Suspended New Orleans deacon pleads guilty to molesting preteen boy

— VM Wheeler, 64, admits indecent behavior with juvenile in latest twist to Catholic church’s molestation scandal

This 2012 file photo shows a silhouette of a crucifix and a stained glass window inside a Catholic church in New Orleans.

By Ramon Antonio Vargas

The clerical molestation scandal that for decades has engulfed the Roman Catholic church in New Orleans took another turn on Tuesday, when a suspended deacon pleaded guilty to charges that he sexually abused a preteen boy two decades earlier, before the defendant’s ordination as a clergy member.

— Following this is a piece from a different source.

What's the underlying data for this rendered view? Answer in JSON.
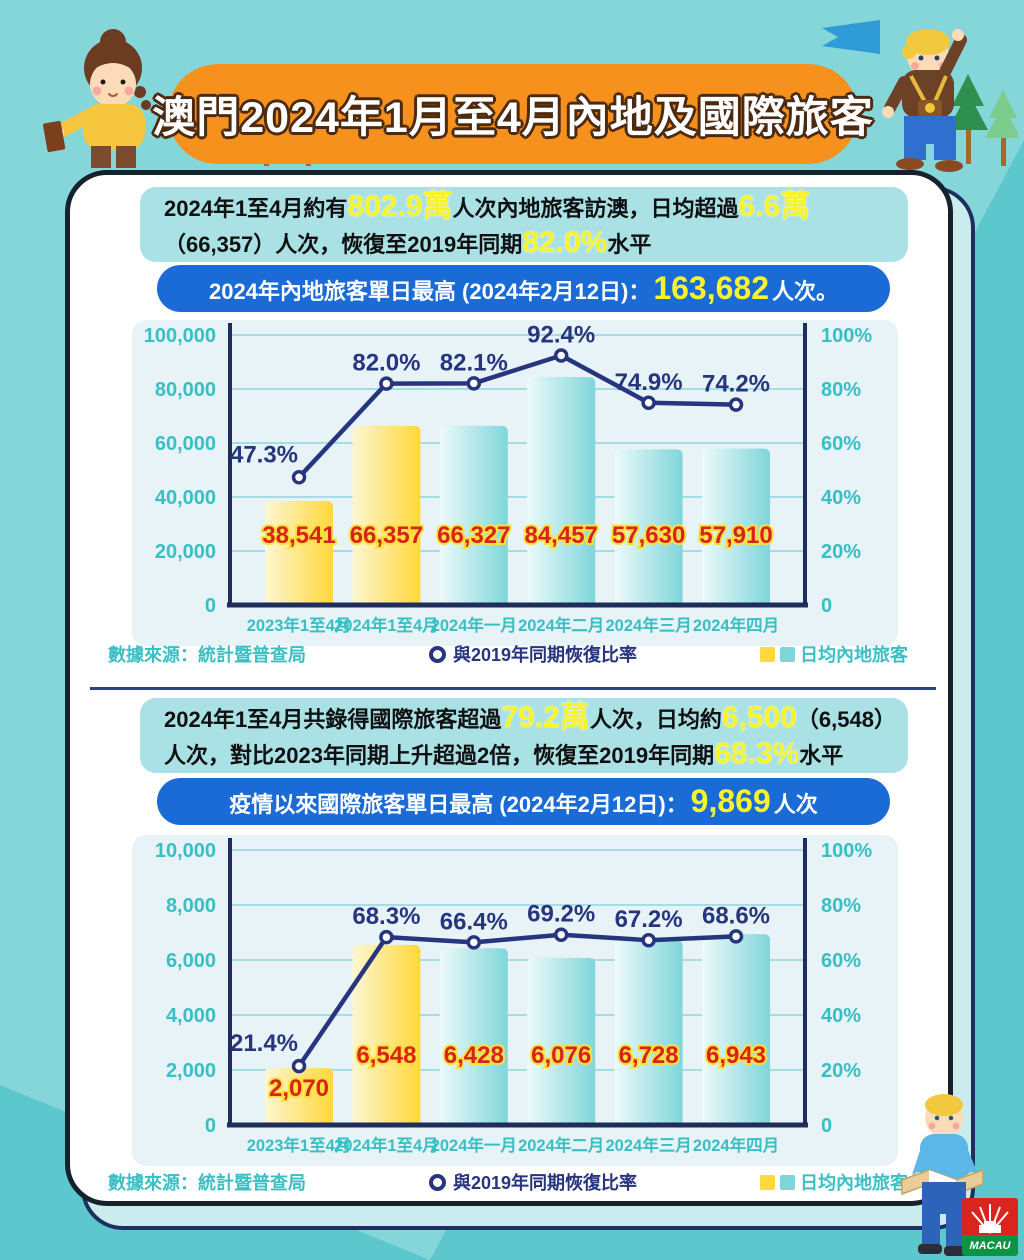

Virgil Maxey “VM” Wheeler III, 64, pleaded guilty to four charges of indecent behavior with a juvenile filed against him in state court in Jefferson parish, which neighbors New Orleans. He agreed to serve five years of probation in exchange for that plea, avoid contact with the victim for the rest of his life and register as a sex offender for 15 years, court records show.

Meanwhile, prosecutors dismissed charges of sexual battery of a child younger than 13 that they had initially leveled against him. The dismissed charges could have carried 10 years in prison if he had been convicted, based on Louisiana law in effect at the time of the admitted abuse.

Court documents spelling out Wheeler’s plea noted that the abuse occurred between 2000 and 2002.

Despite Tuesday’s plea, Wheeler is still facing a civil lawsuit demanding damages for his now acknowledged victim.

That suit claims – among other assertions – that prominent local Catholics unsuccessfully mounted a pressure campaign to get the victim to abandon his allegations against Wheeler, who was also a well-known attorney in the area, including an offer of $400,000 for the victim to stop cooperating with law enforcement officials.

Wheeler was once friends with the family of his accuser, whose identity is known but has not been published in news reports because media outlets do not name victims of sexual abuse without their permission.

The unresolved civil lawsuit alleges that the victim’s mother – knowing Wheeler dreamed of becoming a deacon – had reported to local church officials years ago that Wheeler had tried to coax the victim and the victim’s brother into bed during a ski trip when the victim was 12.

Nonetheless, church officials have maintained that the victim did not fully disclose details of his abuse at the hands of Wheeler until the summer of 2020. The New Orleans church by then had ordained Wheeler as one of its deacons, who are similar to priests, though they can join the clergy despite being married.

But the victim’s report against Wheeler prompted New Orleans’s archbishop, Gregory Aymond, to suspend Wheeler from his work as a deacon at a church in a suburban part of the city. Prosecutors in Jefferson parish charged Wheeler late last year. He declared himself not guilty at first but reversed himself Tuesday.

The victim on Tuesday read a statement in court that in part discussed how his pursuit of justice demonstrated how “you can turn pain into power”.

It wasn’t immediately clear whether the New Orleans archdiocese would add Wheeler to a list of clerics who have worked – or were ordained – locally and have been credibly accused of sexually abusing minors or vulnerable adults.

Aymond’s initial release of that list in 2018 – the same year as Wheeler’s ordination – led to a wave of lawsuits against the church, which has since filed for chapter 11 bankruptcy protection. The list’s release was meant as an act of transparency aimed at parishioners who had lost faith amid new revelations at the time linked to the global church’s clerical abuse crisis, dating back decades.

Last week, the Guardian was first to report that one of the claims filed as part of the bankruptcy case was from a former New Orleans seminarian who in the 1990s alleged that he was harassed at a local college which trains priests, including by Aymond, who was the school’s rector at the time. Aymond vehemently denies the claim.